Boris Johnson To Hold Urgent Talks With EU Leaders Urging Against Vaccine Export Ban
The Prime Minister is reportedly planning to contact EU leaders in a series of one-to-one phonecalls amid a growing row over coronavirus vaccine supplies.
Virtual talks are already set to be held on Thursday between EU leaders to discuss issues with the issues in the supply chain of the Oxford/AstraZeneca jab from the EU to the UK, but the Prime Minister is believed to be in touch with leaders today after reports over the weekend that the bloc would ban exports of the AstraZeneca to the UK.
UK officials have already insisted that millions of doses being produced in an AstraZeneca factory in the Netherlands – which does not have regulatory approval to supply the EU – should come to the UK.
EU Commission President Ursula von der Leyen has repeatedly stated that the bloc could "forbid" exports of quantities of the jab produced on the continent being sent across the Channel.

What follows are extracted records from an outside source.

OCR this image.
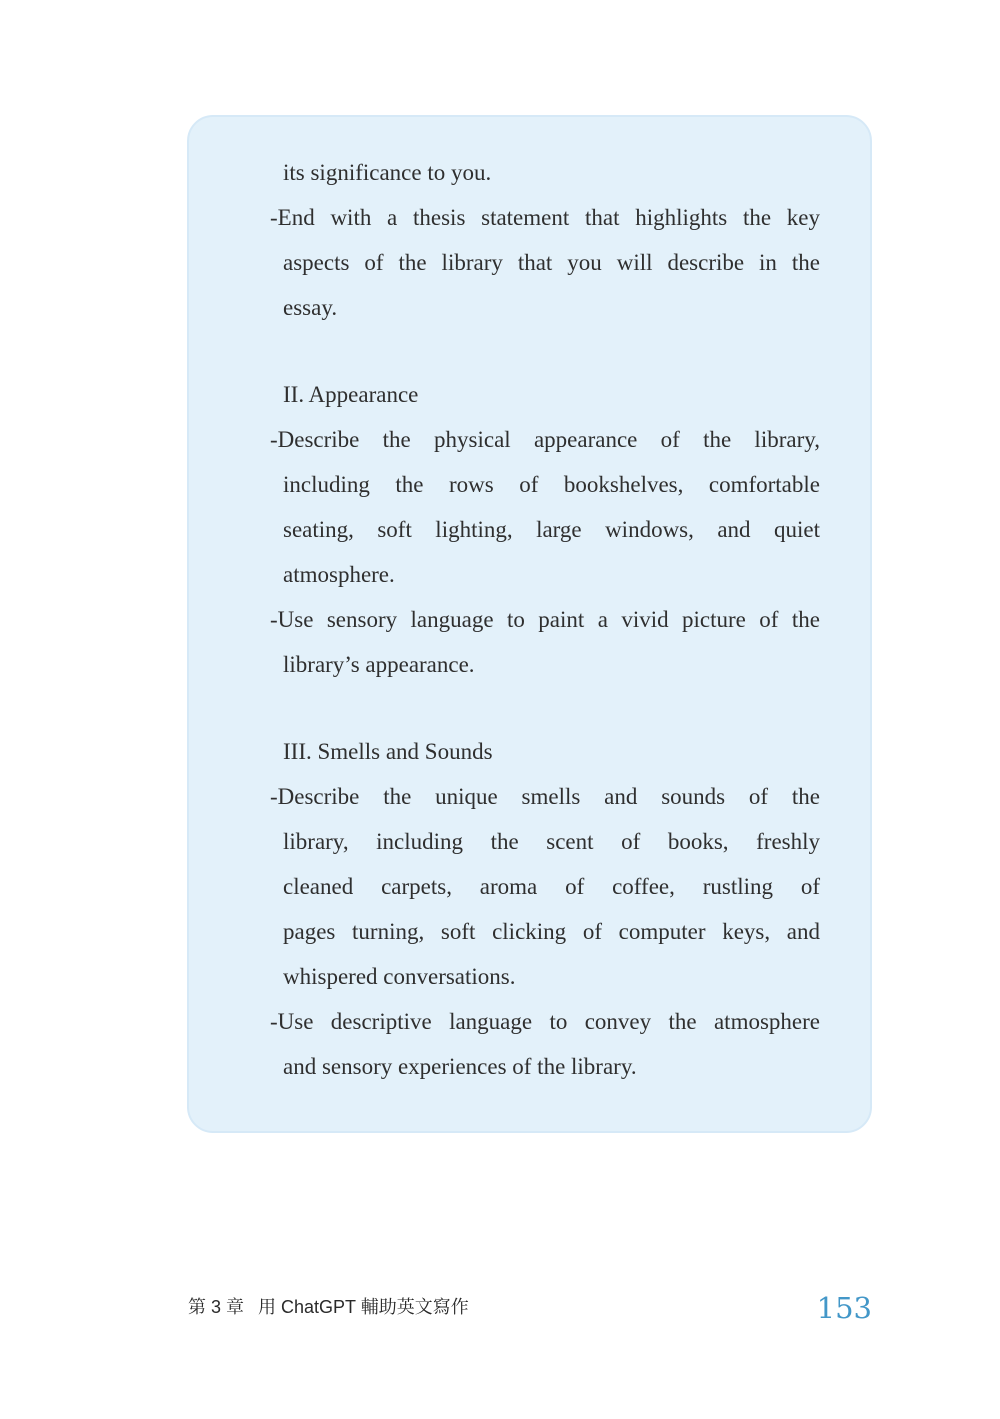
its significance to you.
-End with a thesis statement that highlights the key
aspects of the library that you will describe in the
essay.
II. Appearance
-Describe the physical appearance of the library,
including the rows of bookshelves, comfortable
seating, soft lighting, large windows, and quiet
atmosphere.
-Use sensory language to paint a vivid picture of the
library’s appearance.
III. Smells and Sounds
-Describe the unique smells and sounds of the
library, including the scent of books, freshly
cleaned carpets, aroma of coffee, rustling of
pages turning, soft clicking of computer keys, and
whispered conversations.
-Use descriptive language to convey the atmosphere
and sensory experiences of the library.
第 3 章 用 ChatGPT 輔助英文寫作	153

Hitting back at claims that Brussels was engaging in "vaccine nationalism", she insisted that over 40 million doses had been exported from the EU to 33 countries in recent weeks, including 10 million to the UK.
In a series of phonecalls with EU leaders ahead of Thursday's summit, the PM hopes to persuade EU leaders to drop plans to block exports, amid fears that doing so could damage the UK's vaccination programme.
But speaking to Reuters, an EU official said: "The Brits are insisting that the Halix plant in the Netherlands must deliver the drug substance produced there to them. That doesn't work. What is produced in Halix has to go to the EU."
The row comes amid a sluggish rollout of Covid-19 vaccines across the continent with several European countries facing a fresh wave of infections, including in France and Italy which have both been forced to reintroduce lockdown measures to stem the spread of the virus.
Speaking on Sunday, EU Commissioner Mairead McGuinness warned "everything is on the table" ahead of the summit.
"What's terribly important is there is an increase in infections across Europe, but the leaders will meet this week and they will make an assessment of the current situation about the roll-out of vaccines," she told the BBC's Andrew Marr.
"Everything is on the table but there is no decision. It was really important that we found out what was happening in relation to vaccine production.
"We do need to have a global view of where vaccines are being produced."
But the approach has been called "counterproductive" by Defence Secretary Ben Wallace amid growing fears that the EU's approach could spark a vaccine war between the UK and the bloc.
"If contracts and undertakings get broken, that is a very damaging thing to happen for a trading bloc which prides itself on the rule of law," he said on Sunday.
"The Commission know, deep down, the world is watching what happens," he added.
"The grown-up thing would be for the European Commission - and some of the European leaders – to work together and roll out that supply".